BY JAKE GIBSON, Chief Compliance Officer and Chief Security Officer, LightEdge Solutions
The technology industry is still coming to grips with the potential damage of Meltdown and Spectre, two potentially disastrous processor vulnerabilities that can compromise even the most sensitive of data.
Meltdown and Spectre share many of the same traits and affect almost every processor created since 1995. Both vulnerabilities take advantage of something called speculative execution, which is a mechanism built into processors to predict potential outcomes before they happen in order to speed up processes.
Speculative execution was introduced more than 20 years ago, and the data pulled through the process was thought to be secure until the vulnerability was discovered in secret in summer 2017.
Meltdown and Spectre have different methodologies, but both allow an unauthorized user or program to pull sensitive information from your operating systems, processors and even applications. This includes passwords, personal employee information and client data.
Companies big and small can be affected by the newly discovered exploits, and many don’t know what to do to mitigate the problem and limit their risk. Here are a few of the frequently asked questions we hear from clients.
What does this affect?
Almost everything, from servers and cloud services to personal items like laptops, smartphones and smart TVs.
Meltdown, an immediate threat with exploits already available, affects every Intel processor since 1995, except for its Itanium and Atom models before 2013. It also affects some ARM-based microprocessors. The good news with Meltdown is patches are already available that largely mitigate the issue.
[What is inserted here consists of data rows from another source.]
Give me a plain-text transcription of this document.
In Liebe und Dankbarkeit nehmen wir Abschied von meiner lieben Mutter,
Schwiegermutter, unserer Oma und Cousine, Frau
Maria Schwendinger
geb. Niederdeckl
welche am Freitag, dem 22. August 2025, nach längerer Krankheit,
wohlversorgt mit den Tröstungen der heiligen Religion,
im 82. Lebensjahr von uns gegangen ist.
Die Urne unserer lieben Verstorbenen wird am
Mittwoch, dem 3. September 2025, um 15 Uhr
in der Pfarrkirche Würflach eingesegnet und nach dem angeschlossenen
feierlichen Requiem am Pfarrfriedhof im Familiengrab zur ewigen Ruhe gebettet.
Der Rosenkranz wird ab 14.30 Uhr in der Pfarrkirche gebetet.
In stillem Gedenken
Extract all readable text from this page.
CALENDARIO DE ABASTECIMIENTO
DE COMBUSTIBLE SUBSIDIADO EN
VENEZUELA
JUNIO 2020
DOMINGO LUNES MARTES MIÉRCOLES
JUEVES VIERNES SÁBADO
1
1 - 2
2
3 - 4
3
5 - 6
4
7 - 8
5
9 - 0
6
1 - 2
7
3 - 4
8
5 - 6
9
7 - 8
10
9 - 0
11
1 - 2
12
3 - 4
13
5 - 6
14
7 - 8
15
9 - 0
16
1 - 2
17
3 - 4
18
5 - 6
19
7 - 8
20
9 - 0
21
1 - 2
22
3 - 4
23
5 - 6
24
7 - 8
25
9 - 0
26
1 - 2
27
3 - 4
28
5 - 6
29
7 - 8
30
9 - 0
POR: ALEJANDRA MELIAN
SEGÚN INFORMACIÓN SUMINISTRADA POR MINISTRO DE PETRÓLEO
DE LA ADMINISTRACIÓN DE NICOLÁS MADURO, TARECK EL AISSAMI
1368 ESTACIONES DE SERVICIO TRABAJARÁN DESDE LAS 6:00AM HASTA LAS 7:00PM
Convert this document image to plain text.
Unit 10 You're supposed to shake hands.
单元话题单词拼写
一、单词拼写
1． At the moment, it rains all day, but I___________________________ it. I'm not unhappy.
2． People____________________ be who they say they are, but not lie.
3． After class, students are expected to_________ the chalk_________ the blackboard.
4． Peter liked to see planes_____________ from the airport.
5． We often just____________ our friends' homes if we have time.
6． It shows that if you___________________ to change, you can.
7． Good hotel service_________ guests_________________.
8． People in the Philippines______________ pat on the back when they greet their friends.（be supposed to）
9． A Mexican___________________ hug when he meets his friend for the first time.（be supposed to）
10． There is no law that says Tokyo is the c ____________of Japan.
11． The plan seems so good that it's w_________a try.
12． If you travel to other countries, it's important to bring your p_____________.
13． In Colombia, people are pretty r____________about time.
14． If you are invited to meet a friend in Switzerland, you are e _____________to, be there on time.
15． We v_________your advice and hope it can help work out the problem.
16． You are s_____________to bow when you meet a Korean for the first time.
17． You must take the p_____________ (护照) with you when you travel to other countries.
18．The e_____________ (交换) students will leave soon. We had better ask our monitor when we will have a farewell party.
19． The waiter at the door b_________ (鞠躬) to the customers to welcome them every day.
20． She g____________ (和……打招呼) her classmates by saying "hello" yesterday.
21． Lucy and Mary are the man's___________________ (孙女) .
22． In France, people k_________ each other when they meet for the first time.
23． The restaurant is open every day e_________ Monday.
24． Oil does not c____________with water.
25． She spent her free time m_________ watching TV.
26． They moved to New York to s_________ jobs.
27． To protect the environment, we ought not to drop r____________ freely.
The Spectre vulnerability is even more widespread and has a bigger long-term impact, touching many desktops, laptops, cloud servers and smartphones. It has been verified on Intel, AMD and ARM processors. It’s harder to exploit but also harder to mitigate.
How will this affect my computing?
The constant patching by processor manufactures has given rise to questions about how they affect computing performance.
Because of how the vulnerabilities work — taking advantage of speculative execution, which is used to speed processes up — the patches have to prevent the operating system from executing those predictions. But a side product of that is slower processing.
Early reports feared the patches would slow down operating systems up to 30 percent, but in reality, it has been closer to 5 to 10 percent. Cloud services haven’t seen too much of a hit, especially if the memory is provisioned correctly.
If a business is running database applications on its servers, that’s where it could get a bit tricky, since databases make a lot of calls to the memory. If your servers don’t have adequate memory, performance could be affected.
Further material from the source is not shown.